Dans le reste du monde arabe, le vent de contestation continuait de se propager.
À Oman, des manifestants ont tenté d'attaquer de nouveau un poste de police à Sohar, à 200 km au nord de Mascate, avant d'être dispersés par des bombes lacrymogènes.
Les protestataires se sont repliés sur le rond-point de la Terre rebaptisé celui de la Réforme, où se tient un sit-in de protestation depuis samedi.
D'autants manifestants ont bloqué l'entrée du port de la ville, le deuxième du pays, adossé à une importante zone industrielle comprenant une raffinerie, des usines pétrochimiques et d'autres industries. Au moins un manifestant avait été tué dimanche par la police.
Pourtant le sultan Qabous a annoncé des mesures sociales, pour apaiser les tensions dans son pays qui contrôle la sécurité du détroit d'Ormuz, par où transite 40% du pétrole exporté par voie maritime dans le monde.
À Bahreïn, des milliers de personnes ont défilé dimanche dans la capitale Manama contre le régime de la dynastie sunnite des Al-Khalifa et le groupe chiite au Parlement a confirmé sa démission en bloc à la suite des violences meurtrières survenues aux premiers jours des manifestations populaires.
Des appels à manifester ont été entre-temps diffusés au Qatar et en Arabie saoudite, où une centaine d'intellectuels ont exhorté à des réformes politiques - à commencer par l'instauration d'une "monarchie constitutionnelle" -, économiques et sociales.
En Syrie, une page Facebook intitulée "la révolution syrienne contre Bachar al-Assad 2011" appelait à des manifestations à une date encore indéterminée.
Au Yémen, le président Ali Abdallah Saleh, au pouvoir depuis 32 ans, a dit dimanche son intention de défendre le "régime républicain" jusqu'à la "dernière goutte de (son) sang" et parlé de "complot", alors que les manifestations ont continué dans le pays.
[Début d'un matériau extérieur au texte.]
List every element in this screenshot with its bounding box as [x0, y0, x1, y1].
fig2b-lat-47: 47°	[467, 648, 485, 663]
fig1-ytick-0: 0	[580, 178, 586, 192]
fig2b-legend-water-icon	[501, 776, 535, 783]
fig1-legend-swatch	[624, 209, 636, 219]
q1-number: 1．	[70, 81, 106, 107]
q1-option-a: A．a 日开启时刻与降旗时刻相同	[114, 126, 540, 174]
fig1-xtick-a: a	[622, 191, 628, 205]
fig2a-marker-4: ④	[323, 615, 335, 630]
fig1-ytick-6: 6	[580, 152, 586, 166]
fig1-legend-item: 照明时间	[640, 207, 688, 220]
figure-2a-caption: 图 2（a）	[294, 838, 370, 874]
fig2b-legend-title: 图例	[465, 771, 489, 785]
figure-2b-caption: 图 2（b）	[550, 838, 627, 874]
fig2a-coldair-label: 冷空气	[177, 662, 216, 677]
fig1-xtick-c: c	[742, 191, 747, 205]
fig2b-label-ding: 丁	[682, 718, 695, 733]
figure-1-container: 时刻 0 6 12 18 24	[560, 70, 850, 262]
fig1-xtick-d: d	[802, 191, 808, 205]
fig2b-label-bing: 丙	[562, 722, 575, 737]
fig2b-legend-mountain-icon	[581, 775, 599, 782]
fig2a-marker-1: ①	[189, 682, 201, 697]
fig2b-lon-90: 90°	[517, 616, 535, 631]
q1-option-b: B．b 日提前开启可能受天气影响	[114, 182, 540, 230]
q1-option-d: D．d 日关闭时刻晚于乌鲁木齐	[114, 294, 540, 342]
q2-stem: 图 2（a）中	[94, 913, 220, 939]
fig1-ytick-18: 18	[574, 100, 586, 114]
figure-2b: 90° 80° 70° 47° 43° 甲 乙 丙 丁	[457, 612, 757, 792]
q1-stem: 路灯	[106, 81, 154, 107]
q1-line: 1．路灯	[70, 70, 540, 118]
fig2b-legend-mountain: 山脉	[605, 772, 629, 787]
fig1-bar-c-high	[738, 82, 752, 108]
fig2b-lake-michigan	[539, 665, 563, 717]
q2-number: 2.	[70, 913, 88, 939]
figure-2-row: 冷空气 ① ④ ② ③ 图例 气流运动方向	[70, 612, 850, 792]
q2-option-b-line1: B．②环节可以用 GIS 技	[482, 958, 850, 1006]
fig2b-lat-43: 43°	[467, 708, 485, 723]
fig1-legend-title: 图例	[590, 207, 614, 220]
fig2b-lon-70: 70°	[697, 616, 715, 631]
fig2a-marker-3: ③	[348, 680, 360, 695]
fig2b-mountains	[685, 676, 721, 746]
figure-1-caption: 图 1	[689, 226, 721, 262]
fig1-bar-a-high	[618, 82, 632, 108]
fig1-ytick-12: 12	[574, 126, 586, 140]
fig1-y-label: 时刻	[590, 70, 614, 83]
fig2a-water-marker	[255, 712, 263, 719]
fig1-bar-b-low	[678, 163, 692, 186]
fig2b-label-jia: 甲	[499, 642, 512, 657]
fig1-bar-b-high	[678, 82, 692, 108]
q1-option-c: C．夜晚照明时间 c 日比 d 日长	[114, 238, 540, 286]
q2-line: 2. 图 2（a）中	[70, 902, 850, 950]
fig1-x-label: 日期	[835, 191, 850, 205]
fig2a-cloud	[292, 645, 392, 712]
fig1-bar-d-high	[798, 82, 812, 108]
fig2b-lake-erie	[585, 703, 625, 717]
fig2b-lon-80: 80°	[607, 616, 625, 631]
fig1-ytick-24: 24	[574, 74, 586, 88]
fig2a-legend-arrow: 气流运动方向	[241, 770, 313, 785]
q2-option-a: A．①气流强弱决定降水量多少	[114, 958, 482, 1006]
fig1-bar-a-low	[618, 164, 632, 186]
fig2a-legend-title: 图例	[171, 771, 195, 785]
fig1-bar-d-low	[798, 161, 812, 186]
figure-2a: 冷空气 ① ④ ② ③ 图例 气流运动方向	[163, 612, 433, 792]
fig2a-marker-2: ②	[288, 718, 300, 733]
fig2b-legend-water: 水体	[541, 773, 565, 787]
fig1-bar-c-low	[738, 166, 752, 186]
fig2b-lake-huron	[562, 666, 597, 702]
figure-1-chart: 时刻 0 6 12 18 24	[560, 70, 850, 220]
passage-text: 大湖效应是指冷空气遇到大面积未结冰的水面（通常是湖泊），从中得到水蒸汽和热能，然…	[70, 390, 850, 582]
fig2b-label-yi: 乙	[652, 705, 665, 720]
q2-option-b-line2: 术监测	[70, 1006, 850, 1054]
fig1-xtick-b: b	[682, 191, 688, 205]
Au Qatar voisin, un appel sur Facebook à l'éviction de l'émir Hamad ben Khalifa al-Thani a recueilli plus de 20 000 signatures, cependant qu'au Koweït, un groupe d'opposition nouvellement formé a demandé des réformes et l'émir a annoncé des mesures sociales.
En Irak, le Premier ministre Nouri al-Maliki a donné dimanche 100 jours à ses ministres pour faire leurs preuves, après des manifestations de colère contre le gouvernement. En Jordanie, le Premier ministre s'est engagé à procéder à des réformes "véritables et graduelles".
En Égypte, l'ex-président Hosni Moubarak et sa famille proche sont interdits de quitter le pays, et leurs avoirs en Égypte sont gelés.